Tra i due nasce un’imprevedibile amicizia, finché si confessano le loro rispettive – e contorte – vicende: non prima però di essere sprofondati negli abissi di Milano, con avventure rischiosissime nel Bottonuto, quartiere del malaffare allo stesso tempo cupo e colorito. Ci saranno sorprese, alla fine; non diciamo quali. E resterà soprattutto il mistero di quelle “voci” manzoniane che turbano Evaristo, e che lui annota febbrilmente su un quaderno. Ma, come già accadeva in Il signor figlio, romanzo in cui Zaccuri ha già ampiamente sviluppato il procedimento storico-fantastico, e il gusto per l’avventura, la dinamica di quel che accade è dettata dalla scrittura, dalla scelta stilistica, dal linguaggio.

A una lettura un poco disattenta potrebbe sembrare infatti un romanzo ottocentesco, tra Dickens e Balzac citati peraltro dall’autore nel suo congedo postfatorio (ma diremmo più il secondo che il primo); o meglio ancora pre-Manzoniano, contiguo al Fermo e Lucia prima dei panni lavati in Arno. La mimesi è perfetta. E parlando di virtuosismo si alludeva a questa che è in fondo una amorevole trappola: un italiano credibilmente primo-ottocentesco sia dal punto visto sintattico sia da quello grammaticale e lessicale (“gastigo” per castigo, “leggiero” per leggero, e così via), massiccia presenza del narratore che si rivolge direttamente ai lettori con una dizione assai paludata, scene madri, torvi figuri, belle fantesche, tutto come se ne scriveva un tempo. Il risultato è una delizia, ma non fine a se stessa.

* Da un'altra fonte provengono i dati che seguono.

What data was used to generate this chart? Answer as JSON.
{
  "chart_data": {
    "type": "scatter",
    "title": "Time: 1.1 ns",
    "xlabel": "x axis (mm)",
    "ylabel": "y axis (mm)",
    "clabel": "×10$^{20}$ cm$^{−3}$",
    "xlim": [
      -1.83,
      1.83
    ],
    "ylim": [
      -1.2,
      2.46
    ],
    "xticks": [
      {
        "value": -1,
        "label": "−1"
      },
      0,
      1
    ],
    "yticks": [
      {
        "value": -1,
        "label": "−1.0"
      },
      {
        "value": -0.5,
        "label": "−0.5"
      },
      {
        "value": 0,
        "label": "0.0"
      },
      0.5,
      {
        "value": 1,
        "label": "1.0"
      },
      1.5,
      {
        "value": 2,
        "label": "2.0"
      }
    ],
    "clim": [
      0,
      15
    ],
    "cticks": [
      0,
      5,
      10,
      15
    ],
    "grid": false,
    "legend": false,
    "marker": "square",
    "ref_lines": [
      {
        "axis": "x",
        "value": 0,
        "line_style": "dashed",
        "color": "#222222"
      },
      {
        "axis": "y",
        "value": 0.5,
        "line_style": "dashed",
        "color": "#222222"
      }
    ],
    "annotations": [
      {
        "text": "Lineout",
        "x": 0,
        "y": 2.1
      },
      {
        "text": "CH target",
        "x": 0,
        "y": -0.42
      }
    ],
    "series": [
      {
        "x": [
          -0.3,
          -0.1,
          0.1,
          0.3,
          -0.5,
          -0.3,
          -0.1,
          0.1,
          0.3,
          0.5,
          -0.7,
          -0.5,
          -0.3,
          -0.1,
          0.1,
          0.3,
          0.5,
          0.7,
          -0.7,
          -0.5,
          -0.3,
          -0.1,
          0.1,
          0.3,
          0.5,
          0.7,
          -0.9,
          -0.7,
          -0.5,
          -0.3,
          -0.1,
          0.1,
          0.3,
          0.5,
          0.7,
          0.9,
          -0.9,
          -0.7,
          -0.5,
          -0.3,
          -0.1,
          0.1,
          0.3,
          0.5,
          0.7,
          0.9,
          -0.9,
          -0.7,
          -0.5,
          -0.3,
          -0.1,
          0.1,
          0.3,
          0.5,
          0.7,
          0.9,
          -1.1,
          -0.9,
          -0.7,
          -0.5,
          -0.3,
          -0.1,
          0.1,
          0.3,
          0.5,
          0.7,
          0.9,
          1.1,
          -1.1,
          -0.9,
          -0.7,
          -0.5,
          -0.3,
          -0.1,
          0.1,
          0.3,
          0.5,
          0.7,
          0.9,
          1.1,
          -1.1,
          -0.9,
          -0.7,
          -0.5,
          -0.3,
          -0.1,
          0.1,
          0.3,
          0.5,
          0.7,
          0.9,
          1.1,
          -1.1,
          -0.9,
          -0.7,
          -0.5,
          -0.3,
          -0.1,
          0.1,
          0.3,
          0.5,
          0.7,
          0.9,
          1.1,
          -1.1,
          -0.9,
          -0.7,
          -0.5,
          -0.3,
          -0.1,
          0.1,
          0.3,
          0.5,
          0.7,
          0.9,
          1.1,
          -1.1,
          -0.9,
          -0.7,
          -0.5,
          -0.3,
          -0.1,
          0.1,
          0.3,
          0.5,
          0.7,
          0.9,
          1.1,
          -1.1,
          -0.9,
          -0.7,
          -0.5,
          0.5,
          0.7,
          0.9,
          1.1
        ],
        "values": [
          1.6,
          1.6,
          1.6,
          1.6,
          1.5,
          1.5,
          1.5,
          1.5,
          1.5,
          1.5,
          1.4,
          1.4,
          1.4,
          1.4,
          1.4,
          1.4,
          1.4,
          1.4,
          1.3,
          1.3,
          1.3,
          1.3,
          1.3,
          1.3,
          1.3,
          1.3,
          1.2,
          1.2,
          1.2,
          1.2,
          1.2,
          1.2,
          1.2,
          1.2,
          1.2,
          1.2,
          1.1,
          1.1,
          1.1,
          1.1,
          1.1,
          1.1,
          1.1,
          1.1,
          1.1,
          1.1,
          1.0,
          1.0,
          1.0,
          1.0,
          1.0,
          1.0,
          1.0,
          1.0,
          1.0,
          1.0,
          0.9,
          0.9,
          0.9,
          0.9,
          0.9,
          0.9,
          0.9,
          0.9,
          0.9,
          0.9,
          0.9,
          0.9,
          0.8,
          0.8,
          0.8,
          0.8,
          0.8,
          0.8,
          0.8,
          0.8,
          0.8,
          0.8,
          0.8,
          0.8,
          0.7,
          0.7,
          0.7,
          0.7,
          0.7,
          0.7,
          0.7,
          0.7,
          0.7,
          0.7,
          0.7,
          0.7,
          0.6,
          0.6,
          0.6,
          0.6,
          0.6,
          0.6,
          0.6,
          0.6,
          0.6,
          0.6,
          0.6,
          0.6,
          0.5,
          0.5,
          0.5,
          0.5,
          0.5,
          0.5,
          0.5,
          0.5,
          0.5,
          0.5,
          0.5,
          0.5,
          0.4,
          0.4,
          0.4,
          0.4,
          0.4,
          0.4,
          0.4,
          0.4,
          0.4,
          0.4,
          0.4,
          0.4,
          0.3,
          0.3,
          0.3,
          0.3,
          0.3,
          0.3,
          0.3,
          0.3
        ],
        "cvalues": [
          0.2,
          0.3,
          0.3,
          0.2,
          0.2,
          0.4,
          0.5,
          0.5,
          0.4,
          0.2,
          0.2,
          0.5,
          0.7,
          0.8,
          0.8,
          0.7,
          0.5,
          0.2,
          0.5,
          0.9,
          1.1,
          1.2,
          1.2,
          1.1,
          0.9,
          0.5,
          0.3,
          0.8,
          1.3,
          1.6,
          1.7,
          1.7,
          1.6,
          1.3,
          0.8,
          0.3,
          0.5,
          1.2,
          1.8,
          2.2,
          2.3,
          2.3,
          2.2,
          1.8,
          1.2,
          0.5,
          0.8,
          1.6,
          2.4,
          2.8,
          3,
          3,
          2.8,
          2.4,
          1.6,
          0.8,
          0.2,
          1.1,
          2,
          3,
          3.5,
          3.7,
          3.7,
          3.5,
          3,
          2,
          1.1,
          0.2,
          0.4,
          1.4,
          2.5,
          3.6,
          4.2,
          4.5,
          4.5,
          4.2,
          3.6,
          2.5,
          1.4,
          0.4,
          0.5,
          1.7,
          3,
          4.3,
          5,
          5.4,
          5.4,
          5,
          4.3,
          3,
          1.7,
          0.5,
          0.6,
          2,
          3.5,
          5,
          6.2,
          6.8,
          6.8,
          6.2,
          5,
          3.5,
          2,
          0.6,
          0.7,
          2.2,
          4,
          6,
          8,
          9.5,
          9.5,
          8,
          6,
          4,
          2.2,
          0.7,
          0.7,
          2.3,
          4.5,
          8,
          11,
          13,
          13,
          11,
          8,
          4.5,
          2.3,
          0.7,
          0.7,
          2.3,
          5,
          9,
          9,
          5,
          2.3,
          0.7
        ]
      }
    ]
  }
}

D’altra parte, perché scrivere in una lingua “morta”? Molto più di noi si sono posti la domanda i critici anglosassoni, perimetrando un “sottogenere” piuttosto significativo degli ultimi trent’anni, il cosiddetto romanzo neo-vittoriano (l’esempio più noto in Italia è forse Possessione, di Angelica S, Byatt, uscito nel 1990 e tradotto nel 1992). Non sappiamo se Zaccuri abbia avuto intenzione di farvi esplicito riferimento, ma è indubbio che ne rispetta il paradigma. Il romanzo neo-vittoriano (vale anche per il cinema) è stato definito come uno specchietto retrovisore, che non rende e non deve renderci un’immagine “vera” (semmai, nel caso, rovesciata). È un gioco di prestigio, la messa in scena sapiente di un’illusione che però deve in quanto tale essere percepita dal lettore (o dallo spettatore): sospende il nostro scetticismo in un gioco di specchi e ci porta a riflettere sul rapporto tra realtà e immaginazione. Giudichiamo così la qualità della performance (di un attore, di un prestigiatore, di uno scrittore) alla sua abilità nell’ingannarci o quantomeno di illuderci.

Il romanzo post-vittoriano è insomma una sfida meta-testuale, o metanarrativa: costruisce una realtà perfetta, e insieme la decostruisce. Nel caso di Poco a me stesso Evaristo esiste e non esiste, proprio come Alessandro Manzoni. Ma, nei confronti di quest’ultimo, e della letteratura, l’aver immaginato e “creato” Evaristo con tanta infinita cura è soprattutto un gesto di straziante amore. O almeno questo è parso a me di scorgere, fra divertimento e, sì, commozione, nel “punto cieco” di Zaccuri.